Let’s take a trip in the way back machine. Actually, we really only need to go back about 10-15 years. That was a time when the terms and conditions of a loan (the interest rate, amortization rate, early payoff, etc…), the associated loan fees (underwriting, title, escrow, appraisal, etc…), as well as compensation (to the lender, realtor, and/or the appraiser), weren’t very clear. Actually, there were a lot of times when those costs weren’t just unclear they were downright misleading. Oh and then everything (terms and conditions, fees, and compensation) might change unexpectedly at the closing and cost the consumer more money.
Then came Dodd Frank.
Regardless of your feeling about the additional regulation imposed on the Mortgage Industry by Dodd Frank, there were some clear benefits to the consumer. Those benefits came in the form of more transparency and disclosure.
The Loan Estimate (LE)
The Loan Estimate is a document that combined the Good Faith Estimate and the Truth in Lending Statement. The purpose of the Loan Estimate is to provide consumers with one easy to read disclosure outlining all the estimated costs and fees to secure a mortgage loan.
Lenders are required to provide the borrower with a Loan Estimate within 3 days of the borrower submitting a complete loan application, or no later than the seventh business day before loan consummation (the date the borrower becomes legally obligated for the loan). A complete loan application includes:
- Name of the borrower(s)
- Social Security number for each borrower
- Gross monthly income of each borrower
- Loan amount
- Property address
- Estimated property value
Some of this information (name, social security numbers and gross monthly income) will probably have been provided during the Arizona Prequalification. The remaining information is generally provided as part of the Real Estate Purchase Contract (REPC) or provided directly by the homeowner.
The Lender will work with the Title/Escrow and Insurance companies to complete the Loan Estimate which will include information like:
- The interest rate (estimated until locked)
- The Annual Percentage Rate (APR)
- Monthly payment including principal, interest, taxes, and insurance
- Mortgage insurance
- Estimated closing costs
- Estimated cash to close
- Total Interest Percentage (TIP)
One of the biggest issues during the Real Estate melt down on the mid-2000’s was that the estimated costs provided to the consumer early in the loan process varied greatly, often increasing tremendously, by the time the borrower sat down to sign the loan agreement. The result was a loan that cost the borrower a lot more than they had initially anticipated.
Many of the rules surrounding the Loan Estimate and Closing Disclosure were put in place to address this issue specifically.

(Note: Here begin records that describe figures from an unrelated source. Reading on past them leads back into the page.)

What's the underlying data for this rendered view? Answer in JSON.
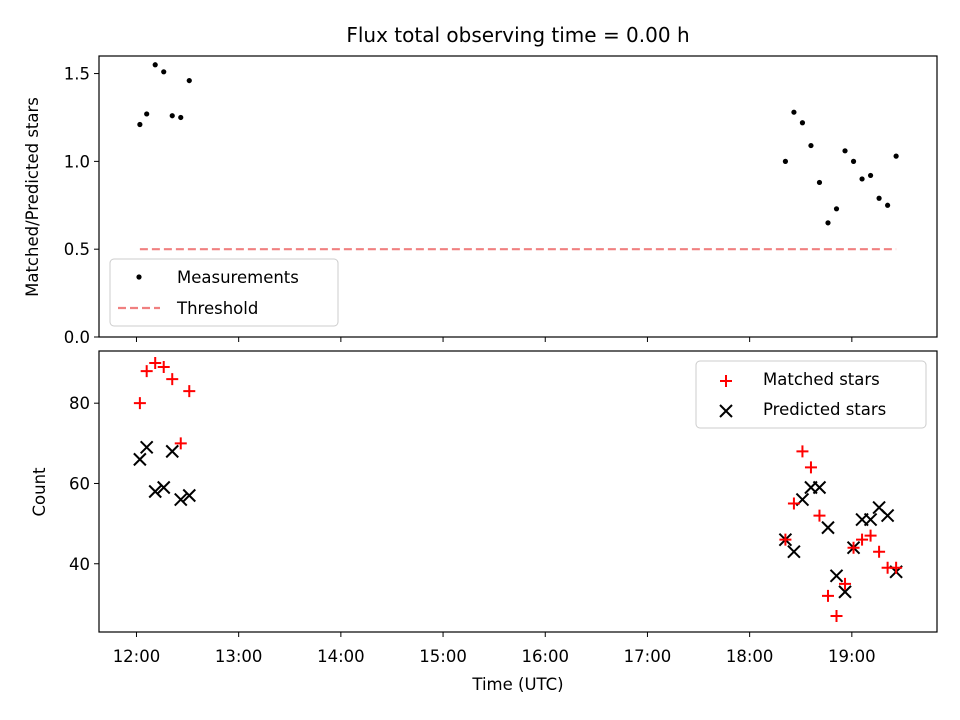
{
  "title": "Flux total observing time = 0.00 h",
  "xlabel": "Time (UTC)",
  "x_ticks": [
    "12:00",
    "13:00",
    "14:00",
    "15:00",
    "16:00",
    "17:00",
    "18:00",
    "19:00"
  ],
  "colors": {
    "matched": "#ff0000",
    "predicted": "#000000",
    "threshold": "#f08080",
    "measurements": "#000000"
  },
  "chart_data": [
    {
      "type": "scatter",
      "ylabel": "Matched/Predicted stars",
      "xlim": [
        "11:38",
        "19:50"
      ],
      "ylim": [
        0.0,
        1.6
      ],
      "y_ticks": [
        "0.0",
        "0.5",
        "1.0",
        "1.5"
      ],
      "legend_position": "lower-left",
      "legend": [
        "Measurements",
        "Threshold"
      ],
      "series": [
        {
          "name": "Measurements",
          "marker": "dot",
          "x": [
            "12:02",
            "12:06",
            "12:11",
            "12:16",
            "12:21",
            "12:26",
            "12:31",
            "18:21",
            "18:26",
            "18:31",
            "18:36",
            "18:41",
            "18:46",
            "18:51",
            "18:56",
            "19:01",
            "19:06",
            "19:11",
            "19:16",
            "19:21",
            "19:26"
          ],
          "y": [
            1.21,
            1.27,
            1.55,
            1.51,
            1.26,
            1.25,
            1.46,
            1.0,
            1.28,
            1.22,
            1.09,
            0.88,
            0.65,
            0.73,
            1.06,
            1.0,
            0.9,
            0.92,
            0.79,
            0.75,
            1.03
          ]
        },
        {
          "name": "Threshold",
          "style": "dashed",
          "x": [
            "12:02",
            "19:26"
          ],
          "y": [
            0.5,
            0.5
          ]
        }
      ]
    },
    {
      "type": "scatter",
      "ylabel": "Count",
      "xlim": [
        "11:38",
        "19:50"
      ],
      "ylim": [
        23,
        93
      ],
      "y_ticks": [
        "40",
        "60",
        "80"
      ],
      "legend_position": "upper-right",
      "legend": [
        "Matched stars",
        "Predicted stars"
      ],
      "series": [
        {
          "name": "Matched stars",
          "marker": "plus",
          "x": [
            "12:02",
            "12:06",
            "12:11",
            "12:16",
            "12:21",
            "12:26",
            "12:31",
            "18:21",
            "18:26",
            "18:31",
            "18:36",
            "18:41",
            "18:46",
            "18:51",
            "18:56",
            "19:01",
            "19:06",
            "19:11",
            "19:16",
            "19:21",
            "19:26"
          ],
          "y": [
            80,
            88,
            90,
            89,
            86,
            70,
            83,
            46,
            55,
            68,
            64,
            52,
            32,
            27,
            35,
            44,
            46,
            47,
            43,
            39,
            39
          ]
        },
        {
          "name": "Predicted stars",
          "marker": "x",
          "x": [
            "12:02",
            "12:06",
            "12:11",
            "12:16",
            "12:21",
            "12:26",
            "12:31",
            "18:21",
            "18:26",
            "18:31",
            "18:36",
            "18:41",
            "18:46",
            "18:51",
            "18:56",
            "19:01",
            "19:06",
            "19:11",
            "19:16",
            "19:21",
            "19:26"
          ],
          "y": [
            66,
            69,
            58,
            59,
            68,
            56,
            57,
            46,
            43,
            56,
            59,
            59,
            49,
            37,
            33,
            44,
            51,
            51,
            54,
            52,
            38
          ]
        }
      ]
    }
  ]
}
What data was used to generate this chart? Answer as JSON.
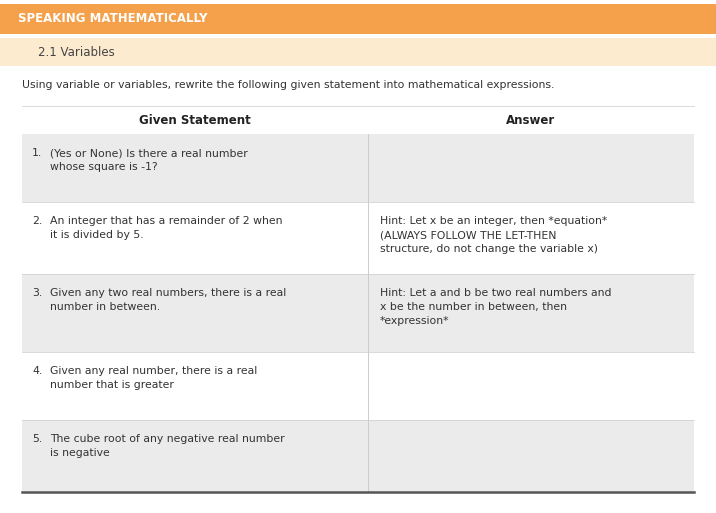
{
  "title": "SPEAKING MATHEMATICALLY",
  "title_bg": "#F5A04B",
  "title_color": "#FFFFFF",
  "subtitle": "2.1 Variables",
  "subtitle_bg": "#FDEBD0",
  "instruction": "Using variable or variables, rewrite the following given statement into mathematical expressions.",
  "col1_header": "Given Statement",
  "col2_header": "Answer",
  "rows": [
    {
      "number": "1.",
      "statement": "(Yes or None) Is there a real number\nwhose square is -1?",
      "answer": "",
      "bg": "#EBEBEB"
    },
    {
      "number": "2.",
      "statement": "An integer that has a remainder of 2 when\nit is divided by 5.",
      "answer": "Hint: Let x be an integer, then *equation*\n(ALWAYS FOLLOW THE LET-THEN\nstructure, do not change the variable x)",
      "bg": "#FFFFFF"
    },
    {
      "number": "3.",
      "statement": "Given any two real numbers, there is a real\nnumber in between.",
      "answer": "Hint: Let a and b be two real numbers and\nx be the number in between, then\n*expression*",
      "bg": "#EBEBEB"
    },
    {
      "number": "4.",
      "statement": "Given any real number, there is a real\nnumber that is greater",
      "answer": "",
      "bg": "#FFFFFF"
    },
    {
      "number": "5.",
      "statement": "The cube root of any negative real number\nis negative",
      "answer": "",
      "bg": "#EBEBEB"
    }
  ],
  "fig_width": 7.16,
  "fig_height": 5.13,
  "dpi": 100
}
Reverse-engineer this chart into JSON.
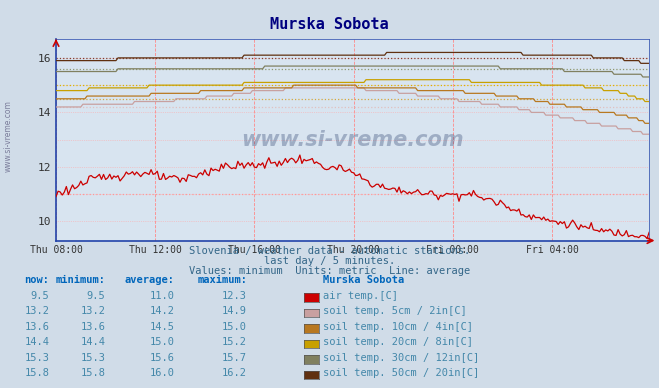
{
  "title": "Murska Sobota",
  "background_color": "#d0dce8",
  "plot_bg_color": "#d8e4f0",
  "title_color": "#000080",
  "xticklabels": [
    "Thu 08:00",
    "Thu 12:00",
    "Thu 16:00",
    "Thu 20:00",
    "Fri 00:00",
    "Fri 04:00"
  ],
  "yticks": [
    10,
    12,
    14,
    16
  ],
  "ylim": [
    9.3,
    16.7
  ],
  "xlim": [
    0,
    287
  ],
  "subtitle1": "Slovenia / weather data - automatic stations.",
  "subtitle2": "last day / 5 minutes.",
  "subtitle3": "Values: minimum  Units: metric  Line: average",
  "watermark": "www.si-vreme.com",
  "legend_header": "Murska Sobota",
  "series": [
    {
      "label": "air temp.[C]",
      "color": "#cc0000",
      "now": "9.5",
      "min": "9.5",
      "average": "11.0",
      "maximum": "12.3"
    },
    {
      "label": "soil temp. 5cm / 2in[C]",
      "color": "#c8a0a0",
      "now": "13.2",
      "min": "13.2",
      "average": "14.2",
      "maximum": "14.9"
    },
    {
      "label": "soil temp. 10cm / 4in[C]",
      "color": "#b87820",
      "now": "13.6",
      "min": "13.6",
      "average": "14.5",
      "maximum": "15.0"
    },
    {
      "label": "soil temp. 20cm / 8in[C]",
      "color": "#c8a000",
      "now": "14.4",
      "min": "14.4",
      "average": "15.0",
      "maximum": "15.2"
    },
    {
      "label": "soil temp. 30cm / 12in[C]",
      "color": "#808060",
      "now": "15.3",
      "min": "15.3",
      "average": "15.6",
      "maximum": "15.7"
    },
    {
      "label": "soil temp. 50cm / 20in[C]",
      "color": "#603010",
      "now": "15.8",
      "min": "15.8",
      "average": "16.0",
      "maximum": "16.2"
    }
  ],
  "swatch_colors": [
    "#cc0000",
    "#c8a0a0",
    "#b87820",
    "#c8a000",
    "#808060",
    "#603010"
  ],
  "table_header_color": "#0066bb",
  "table_text_color": "#4488aa",
  "avg_line_colors": [
    "#ff9999",
    "#e0c0c0",
    "#d4a840",
    "#d8b800",
    "#909870",
    "#804030"
  ],
  "grid_v_color": "#ff8888",
  "grid_h_color": "#ffaaaa"
}
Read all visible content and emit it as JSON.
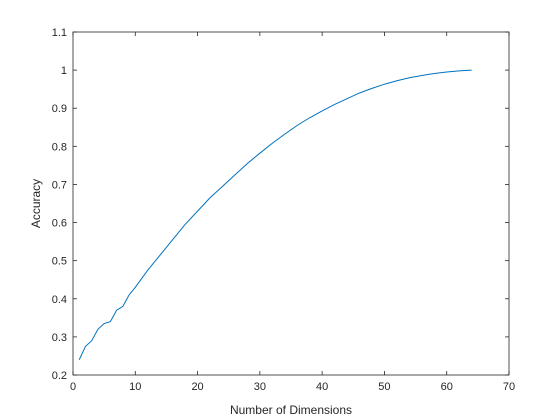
{
  "chart_data": {
    "type": "line",
    "title": "",
    "xlabel": "Number of Dimensions",
    "ylabel": "Accuracy",
    "xlim": [
      0,
      70
    ],
    "ylim": [
      0.2,
      1.1
    ],
    "xticks": [
      0,
      10,
      20,
      30,
      40,
      50,
      60,
      70
    ],
    "yticks": [
      0.2,
      0.3,
      0.4,
      0.5,
      0.6,
      0.7,
      0.8,
      0.9,
      1,
      1.1
    ],
    "xtick_labels": [
      "0",
      "10",
      "20",
      "30",
      "40",
      "50",
      "60",
      "70"
    ],
    "ytick_labels": [
      "0.2",
      "0.3",
      "0.4",
      "0.5",
      "0.6",
      "0.7",
      "0.8",
      "0.9",
      "1",
      "1.1"
    ],
    "grid": false,
    "line_color": "#0072BD",
    "series": [
      {
        "x": [
          1,
          2,
          3,
          4,
          5,
          6,
          7,
          8,
          9,
          10,
          12,
          14,
          16,
          18,
          20,
          22,
          24,
          26,
          28,
          30,
          32,
          34,
          36,
          38,
          40,
          42,
          44,
          46,
          48,
          50,
          52,
          54,
          56,
          58,
          60,
          62,
          64
        ],
        "values": [
          0.24,
          0.275,
          0.29,
          0.32,
          0.335,
          0.34,
          0.37,
          0.38,
          0.41,
          0.43,
          0.475,
          0.515,
          0.555,
          0.595,
          0.63,
          0.665,
          0.695,
          0.725,
          0.755,
          0.782,
          0.808,
          0.832,
          0.855,
          0.875,
          0.893,
          0.91,
          0.925,
          0.94,
          0.952,
          0.963,
          0.972,
          0.98,
          0.986,
          0.991,
          0.995,
          0.998,
          1.0
        ]
      }
    ]
  }
}
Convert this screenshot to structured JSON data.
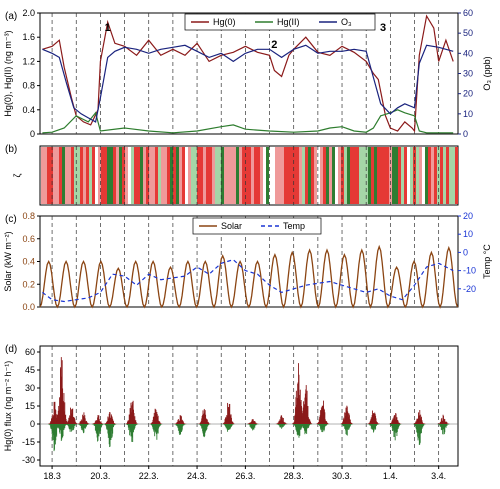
{
  "chart_data": [
    {
      "panel": "(a)",
      "type": "line",
      "ylabel": "Hg(0), Hg(II) (ng m⁻³)",
      "y2label": "O₃ (ppb)",
      "ylim": [
        0,
        2.0
      ],
      "y2lim": [
        0,
        60
      ],
      "yticks": [
        "0",
        "0.4",
        "0.8",
        "1.2",
        "1.6",
        "2.0"
      ],
      "y2ticks": [
        "0",
        "10",
        "20",
        "30",
        "40",
        "50",
        "60"
      ],
      "annotations": [
        "1",
        "2",
        "3"
      ],
      "legend": "top-center",
      "series": [
        {
          "name": "Hg(0)",
          "color": "#8b1a1a",
          "axis": "left",
          "x": [
            17.6,
            18.0,
            18.3,
            18.5,
            18.8,
            19.0,
            19.3,
            19.6,
            19.9,
            20.0,
            20.3,
            20.6,
            21.0,
            21.5,
            22.0,
            22.5,
            23.0,
            23.5,
            24.0,
            24.5,
            25.0,
            25.5,
            26.0,
            26.5,
            27.0,
            27.2,
            27.5,
            27.8,
            28.0,
            28.5,
            29.0,
            29.5,
            30.0,
            30.5,
            31.0,
            31.3,
            31.5,
            31.8,
            32.0,
            32.3,
            32.6,
            32.9,
            33.0,
            33.2,
            33.5,
            33.8,
            34.0,
            34.3,
            34.6
          ],
          "values": [
            1.4,
            1.45,
            1.55,
            1.1,
            0.6,
            0.3,
            0.2,
            0.15,
            0.4,
            1.2,
            1.85,
            1.5,
            1.45,
            1.3,
            1.55,
            1.3,
            1.4,
            1.3,
            1.5,
            1.2,
            1.3,
            1.35,
            1.45,
            1.35,
            1.3,
            1.05,
            0.95,
            1.3,
            1.4,
            1.6,
            1.35,
            1.3,
            1.45,
            1.35,
            1.2,
            1.0,
            0.9,
            0.3,
            0.1,
            0.05,
            0.2,
            0.1,
            0.05,
            1.3,
            1.95,
            1.75,
            1.2,
            1.55,
            1.2
          ]
        },
        {
          "name": "Hg(II)",
          "color": "#2e7d2e",
          "axis": "left",
          "x": [
            17.6,
            18.0,
            18.5,
            19.0,
            19.5,
            19.8,
            20.0,
            21.0,
            22.0,
            23.0,
            24.0,
            25.0,
            25.5,
            26.0,
            27.0,
            28.0,
            29.0,
            29.5,
            30.0,
            30.5,
            31.0,
            31.3,
            31.6,
            32.0,
            32.3,
            32.6,
            33.0,
            33.2,
            33.5,
            34.0,
            34.6
          ],
          "values": [
            0.02,
            0.03,
            0.1,
            0.3,
            0.2,
            0.35,
            0.05,
            0.1,
            0.05,
            0.02,
            0.05,
            0.12,
            0.15,
            0.08,
            0.05,
            0.03,
            0.05,
            0.1,
            0.12,
            0.05,
            0.03,
            0.1,
            0.3,
            0.35,
            0.4,
            0.35,
            0.3,
            0.05,
            0.02,
            0.02,
            0.02
          ]
        },
        {
          "name": "O₃",
          "color": "#1a237e",
          "axis": "right",
          "x": [
            17.6,
            18.0,
            18.3,
            18.6,
            18.9,
            19.2,
            19.5,
            19.8,
            20.0,
            20.3,
            20.6,
            21.0,
            21.5,
            22.0,
            22.5,
            23.0,
            23.5,
            24.0,
            24.5,
            25.0,
            25.5,
            26.0,
            26.5,
            27.0,
            27.5,
            28.0,
            28.5,
            29.0,
            29.5,
            30.0,
            30.5,
            31.0,
            31.3,
            31.6,
            32.0,
            32.3,
            32.6,
            33.0,
            33.2,
            33.5,
            34.0,
            34.6
          ],
          "values": [
            42,
            40,
            38,
            25,
            13,
            10,
            8,
            6,
            18,
            38,
            41,
            43,
            42,
            40,
            42,
            43,
            44,
            41,
            38,
            40,
            36,
            40,
            42,
            42,
            38,
            42,
            44,
            40,
            41,
            41,
            42,
            41,
            28,
            15,
            10,
            13,
            15,
            13,
            35,
            44,
            43,
            41
          ]
        }
      ]
    },
    {
      "panel": "(b)",
      "type": "heatmap",
      "ylabel": "ζ",
      "colors": [
        "#e53935",
        "#ef9a9a",
        "#ffffff",
        "#a5d6a7",
        "#2e7d32"
      ]
    },
    {
      "panel": "(c)",
      "type": "line",
      "ylabel": "Solar (kW m⁻²)",
      "y2label": "Temp °C",
      "ylim": [
        0,
        0.8
      ],
      "y2lim": [
        -30,
        20
      ],
      "yticks": [
        "0.0",
        "0.2",
        "0.4",
        "0.6",
        "0.8"
      ],
      "y2ticks": [
        "-20",
        "-10",
        "0",
        "10",
        "20"
      ],
      "legend": "top-center",
      "series": [
        {
          "name": "Solar",
          "color": "#8b4513",
          "axis": "left",
          "day_peaks": [
            0.4,
            0.4,
            0.4,
            0.4,
            0.34,
            0.4,
            0.4,
            0.35,
            0.4,
            0.4,
            0.45,
            0.4,
            0.4,
            0.46,
            0.48,
            0.5,
            0.5,
            0.46,
            0.5,
            0.53,
            0.35,
            0.4,
            0.48,
            0.52
          ],
          "day_start": 17.5
        },
        {
          "name": "Temp",
          "color": "#1a35d4",
          "axis": "right",
          "dashed": true,
          "x": [
            17.6,
            18.0,
            18.5,
            19.0,
            19.5,
            20.0,
            20.5,
            21.0,
            21.5,
            22.0,
            22.5,
            23.0,
            23.5,
            24.0,
            24.5,
            25.0,
            25.5,
            26.0,
            26.5,
            27.0,
            27.5,
            28.0,
            28.5,
            29.0,
            29.5,
            30.0,
            30.5,
            31.0,
            31.5,
            32.0,
            32.5,
            33.0,
            33.5,
            34.0,
            34.6
          ],
          "values": [
            -22,
            -26,
            -27,
            -26,
            -25,
            -22,
            -12,
            -13,
            -18,
            -12,
            -15,
            -14,
            -13,
            -8,
            -12,
            -6,
            -4,
            -10,
            -12,
            -18,
            -22,
            -20,
            -18,
            -17,
            -16,
            -18,
            -20,
            -22,
            -20,
            -24,
            -26,
            -18,
            -8,
            -6,
            -10
          ]
        }
      ]
    },
    {
      "panel": "(d)",
      "type": "bar",
      "ylabel": "Hg(0) flux (ng m⁻² h⁻¹)",
      "ylim": [
        -35,
        65
      ],
      "yticks": [
        "-30",
        "-15",
        "0",
        "15",
        "30",
        "45",
        "60"
      ],
      "positive_color": "#8b1a1a",
      "negative_color": "#2e7d32",
      "events": [
        {
          "x": 18.1,
          "min": -25,
          "max": 20
        },
        {
          "x": 18.4,
          "min": -15,
          "max": 62
        },
        {
          "x": 18.8,
          "min": -10,
          "max": 20
        },
        {
          "x": 19.3,
          "min": -8,
          "max": 10
        },
        {
          "x": 19.9,
          "min": -15,
          "max": 8
        },
        {
          "x": 20.4,
          "min": -20,
          "max": 12
        },
        {
          "x": 21.3,
          "min": -18,
          "max": 25
        },
        {
          "x": 22.3,
          "min": -15,
          "max": 15
        },
        {
          "x": 23.3,
          "min": -10,
          "max": 8
        },
        {
          "x": 24.3,
          "min": -12,
          "max": 15
        },
        {
          "x": 25.3,
          "min": -8,
          "max": 22
        },
        {
          "x": 26.3,
          "min": -6,
          "max": 5
        },
        {
          "x": 27.5,
          "min": -4,
          "max": 8
        },
        {
          "x": 28.2,
          "min": -15,
          "max": 55
        },
        {
          "x": 28.5,
          "min": -10,
          "max": 40
        },
        {
          "x": 29.2,
          "min": -8,
          "max": 25
        },
        {
          "x": 30.2,
          "min": -10,
          "max": 20
        },
        {
          "x": 31.3,
          "min": -8,
          "max": 15
        },
        {
          "x": 32.2,
          "min": -15,
          "max": 10
        },
        {
          "x": 33.2,
          "min": -18,
          "max": 12
        },
        {
          "x": 34.2,
          "min": -10,
          "max": 8
        }
      ]
    }
  ],
  "x_axis": {
    "xlim": [
      17.5,
      34.8
    ],
    "ticks": [
      {
        "x": 18,
        "label": "18.3"
      },
      {
        "x": 20,
        "label": "20.3."
      },
      {
        "x": 22,
        "label": "22.3."
      },
      {
        "x": 24,
        "label": "24.3."
      },
      {
        "x": 26,
        "label": "26.3."
      },
      {
        "x": 28,
        "label": "28.3."
      },
      {
        "x": 30,
        "label": "30.3."
      },
      {
        "x": 32,
        "label": "1.4."
      },
      {
        "x": 34,
        "label": "3.4."
      }
    ],
    "day_lines": [
      18,
      19,
      20,
      21,
      22,
      23,
      24,
      25,
      26,
      27,
      28,
      29,
      30,
      31,
      32,
      33,
      34
    ]
  }
}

The costs identified on the Loan Estimate should be the same costs reflected on the Closing Disclosure when the loan closes. There are specific tolerance limits for increases in cost to the borrower from the time the Loan Estimate is provided until the Closing Disclosure is provided. In fact, if the actual charges on the CD exceed the specified tolerance levels the lender is required to refund the excess to the borrower.
Costs on the Loan Estimate and Closing Disclosure fall into one of three categories:
|Costs that can change by any amount||Costs that can change by a cumulative 10% tolerance||Costs that may not change at all|
Keep in mind the following:
- All costs associated with the interest rate can change by any amount until the rate is locked. Once the rate is locked those costs become fixed unless:
- The borrower decides to choose a different type of loan
- The borrower changes the amount of down payment
- The house doesn’t appraise
- There is a change in the borrower’s credit report resulting from adverse actions like missed payments or new loan activity
- There are valid change circumstances to address charges or costs that exceed the specified tolerance limits due to: events beyond the control of the creditor or borrower, borrower requested changes, and circumstances change and/or new information is discovered.
- The estimated charges for all settlement services (loan origination, processing, title services, etc…) must be valid for 10 business days from the date the LE is provided.
The Closing Disclosure (CD)
The Closing Disclosure (CD) is the final accounting of all the actual costs, fees, and services required to secure the loan. The Closing Disclosure will also contain the actual terms and conditions of the transaction.
The creditor is required to provide the Closing Disclosure three business days before loan consummation. If costs on Closing Disclosure vary from the original disclosure the lender is required to issue a new Closing Disclosure and the borrower receives a new 3 business day waiting period during which the loan cannot close.
This means that the earliest a loan could legally close is the seventh business day after initial disclosures are provided.
These mandatory wait times are designed to ensure the borrower/consumer has time to think about the transaction and isn’t pressured to sign the agreement.
Again, unless there are valid change circumstances the costs on the Closing Disclosure should be the same as the costs originally listed on the Loan Estimate. If there are discrepancies, without a valid change circumstance, the lender is responsible for those costs.